Alla regia della produzione della Bernstein troviamo Fabrizio Angelini, che si era già occupato di mettere in scena sempre per la scuola, l'anno scorso, City of Angels. Angelini si è anche occupato delle complesse coreografie, che hanno coinvolto un ensemble nutrito. La direzione musicale è stata invece affidata a Gianluca Sticotti, alumno della BSMT. Chi come me bazzica le produzioni della Bernstein lo ricorderà per il ruolo di Molina ne Il bacio della donna ragno, che ha ripreso due anni fa in occasione dell'anniversario della prima messa in scena italiana al Teatro Comunale di Bologna.
Lo spettacolo della BSMT, nonostante le dimensioni ridotte offerte dallo spazio della BOAT (dove sono andati in scena anche i musical Nine e Cookies), può essere definito colossale: si sono esibiti ogni sera ben 39 performer, tutti studenti della scuola, con diversi personaggi interpretati ogni sera da un allievo diverso.
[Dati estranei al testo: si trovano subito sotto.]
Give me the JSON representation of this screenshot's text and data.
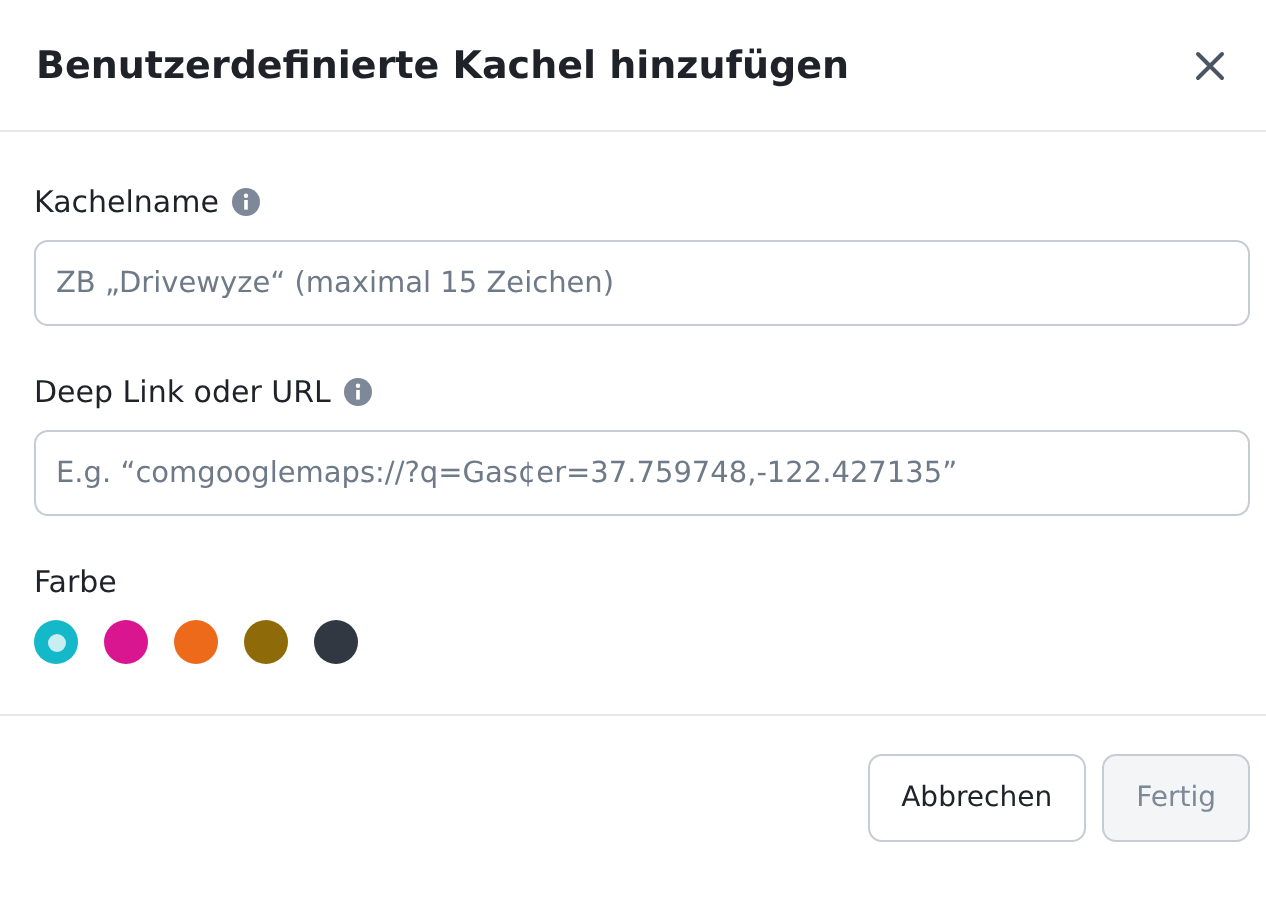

Nello specifico, io ho assistito alla replica del 9 luglio, dunque i riferimenti che farò nel corso della recensione riguardano gli attori che ho visto in scena.
La piccola bottega degli orrori ha apparentemente una dimensione meno "professionale" rispetto a Nine, che aveva nel cast performer già impegnati nel mondo dello spettacolo (con due sole eccezioni) e che è andato in scena anche al Teatro Comunale di Ferrara e a Reggio Emilia. Tuttavia, come al solito la Bernstein riesce ad iniettare anche nelle produzioni che potremmo definire meno impegnate un livello di perfezionismo fuori dal comune, se messo a confronto con altri spettacoli prodotti da scuole di teatro.
Il solo ingresso nello spazio della BOAT promette bene, grazie alle scenografie realizzate in collaborazione con l'Accademia delle Belle Arti di Bologna. Al centro del palco è presente il bancone del negozio di fiori, che durante lo spettacolo assume diverse funzioni. Viene spostato dall'ensemble ripetutamente, e usato anche come parte integrante per le coreografie.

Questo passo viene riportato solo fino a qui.